俺もエスフィールと一緒に勉強していくのが楽しくなりエスフィールが、どれくらい出来るようになるか見たくなったのだった。


だがこれがいけなかった。俺も勉強が嫌いではなくのめり込んでタイプなのでエスフィールと一緒になって勉強に励んだ。


そのせいで一週間だけ休む筈が。2人で貪るように勉強に時間を費やした。あれやこれやと二週間伸び。合計で三週間も休んでしまった。


だが、その代わり忘れていた中学校の勉強もかなり思い出し、更にその先の勉強まで手出してしまい。高校生レベルの問題も解けるようになっていた。


(エスフィールは中学校高学年の問題なら直ぐ解けるようになったな。)


「凄いな!こんな短時間でこれ程、覚えるとは思えなかったよ。これなら俺が通う学校でもやっていけるかもしれないな」


「セツナが通う学校?」


「そうそう!君は凄いよ!最初はバカだと思っていたけど。さすがは魔法族の一族だ。覚えがいいし。理解力凄い」


「まて!最初は私の事をバカだと思っていたの」


プンスカと怒っていた。だがそんなことはどうでもいい。こちらの世界でエスフィールが更に勉強出来るように環境を整えてあげたいと思うようになった。

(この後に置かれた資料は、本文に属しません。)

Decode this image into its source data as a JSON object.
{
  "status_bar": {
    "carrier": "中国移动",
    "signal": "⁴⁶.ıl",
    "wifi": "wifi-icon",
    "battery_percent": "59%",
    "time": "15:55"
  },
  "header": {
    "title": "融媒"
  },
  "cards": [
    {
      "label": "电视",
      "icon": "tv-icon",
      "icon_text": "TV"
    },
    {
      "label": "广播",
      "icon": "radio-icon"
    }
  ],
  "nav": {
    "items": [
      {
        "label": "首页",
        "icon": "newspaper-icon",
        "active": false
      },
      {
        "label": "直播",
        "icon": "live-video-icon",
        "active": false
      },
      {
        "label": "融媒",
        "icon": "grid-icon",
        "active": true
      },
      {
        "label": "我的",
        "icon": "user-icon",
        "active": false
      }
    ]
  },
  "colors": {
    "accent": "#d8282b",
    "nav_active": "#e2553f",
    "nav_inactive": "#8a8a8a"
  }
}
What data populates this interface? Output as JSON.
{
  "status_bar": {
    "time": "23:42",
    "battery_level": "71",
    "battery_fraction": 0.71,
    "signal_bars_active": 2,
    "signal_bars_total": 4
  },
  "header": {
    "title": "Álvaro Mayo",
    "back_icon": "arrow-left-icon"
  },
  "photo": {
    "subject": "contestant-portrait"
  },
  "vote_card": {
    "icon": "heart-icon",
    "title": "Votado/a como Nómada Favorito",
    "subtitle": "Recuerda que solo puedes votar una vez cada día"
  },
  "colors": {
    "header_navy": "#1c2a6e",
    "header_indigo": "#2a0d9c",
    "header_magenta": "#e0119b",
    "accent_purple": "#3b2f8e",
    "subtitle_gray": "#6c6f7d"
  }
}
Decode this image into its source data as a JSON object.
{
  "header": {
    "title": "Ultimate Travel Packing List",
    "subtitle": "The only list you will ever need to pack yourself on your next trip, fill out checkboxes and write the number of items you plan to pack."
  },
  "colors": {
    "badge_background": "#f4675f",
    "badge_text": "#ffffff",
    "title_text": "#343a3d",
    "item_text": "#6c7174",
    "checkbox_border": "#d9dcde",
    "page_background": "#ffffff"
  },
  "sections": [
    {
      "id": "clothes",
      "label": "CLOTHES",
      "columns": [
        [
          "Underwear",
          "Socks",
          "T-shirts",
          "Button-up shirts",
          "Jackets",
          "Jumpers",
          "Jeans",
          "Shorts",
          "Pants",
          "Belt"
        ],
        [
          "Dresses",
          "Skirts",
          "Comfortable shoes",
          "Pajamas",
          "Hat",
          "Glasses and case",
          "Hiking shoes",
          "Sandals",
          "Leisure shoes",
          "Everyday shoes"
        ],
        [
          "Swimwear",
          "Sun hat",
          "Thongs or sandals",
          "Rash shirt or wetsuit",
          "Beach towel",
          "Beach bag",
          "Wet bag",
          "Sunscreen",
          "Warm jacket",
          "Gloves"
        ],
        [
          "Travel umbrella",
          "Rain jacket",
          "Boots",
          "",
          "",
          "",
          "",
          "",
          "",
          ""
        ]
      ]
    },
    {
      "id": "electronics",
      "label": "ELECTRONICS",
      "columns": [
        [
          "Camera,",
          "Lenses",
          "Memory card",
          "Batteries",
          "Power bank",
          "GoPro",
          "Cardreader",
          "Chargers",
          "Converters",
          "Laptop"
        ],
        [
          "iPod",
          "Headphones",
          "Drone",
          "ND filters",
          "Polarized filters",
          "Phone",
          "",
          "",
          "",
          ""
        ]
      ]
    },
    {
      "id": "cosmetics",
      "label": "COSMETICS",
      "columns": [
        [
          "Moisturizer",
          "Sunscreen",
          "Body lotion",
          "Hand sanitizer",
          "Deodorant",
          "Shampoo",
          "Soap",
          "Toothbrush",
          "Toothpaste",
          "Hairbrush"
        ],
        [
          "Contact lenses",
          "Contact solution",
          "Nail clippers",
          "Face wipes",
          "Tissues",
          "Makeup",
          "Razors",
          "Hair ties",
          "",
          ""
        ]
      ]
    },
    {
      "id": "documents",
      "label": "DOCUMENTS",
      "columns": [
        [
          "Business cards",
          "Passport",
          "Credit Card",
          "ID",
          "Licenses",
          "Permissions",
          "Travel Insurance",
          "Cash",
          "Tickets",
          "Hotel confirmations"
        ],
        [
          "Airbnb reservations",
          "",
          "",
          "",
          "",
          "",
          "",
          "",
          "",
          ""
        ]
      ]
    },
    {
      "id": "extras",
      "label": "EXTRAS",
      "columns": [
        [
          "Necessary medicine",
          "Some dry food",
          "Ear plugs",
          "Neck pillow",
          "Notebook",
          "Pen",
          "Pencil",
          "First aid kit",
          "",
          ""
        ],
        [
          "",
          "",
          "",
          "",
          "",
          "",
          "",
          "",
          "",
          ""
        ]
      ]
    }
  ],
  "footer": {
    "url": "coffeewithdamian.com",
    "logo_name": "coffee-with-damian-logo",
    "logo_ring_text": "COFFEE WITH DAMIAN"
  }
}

アリーナに行くまでの間。通っていた中学校までは切磋琢磨できる人間がいなかったが。エスフィールなら間違いなく勉強面で俺のライバルになる。それを一緒に勉強していくうちに気づいた。


聖豊中学ならもっと彼女の為の勉強できる施設が、色々ある為。こちらでの見識も深められるだろう。どうすれば同じ学校に通わせられるか思案し始めた。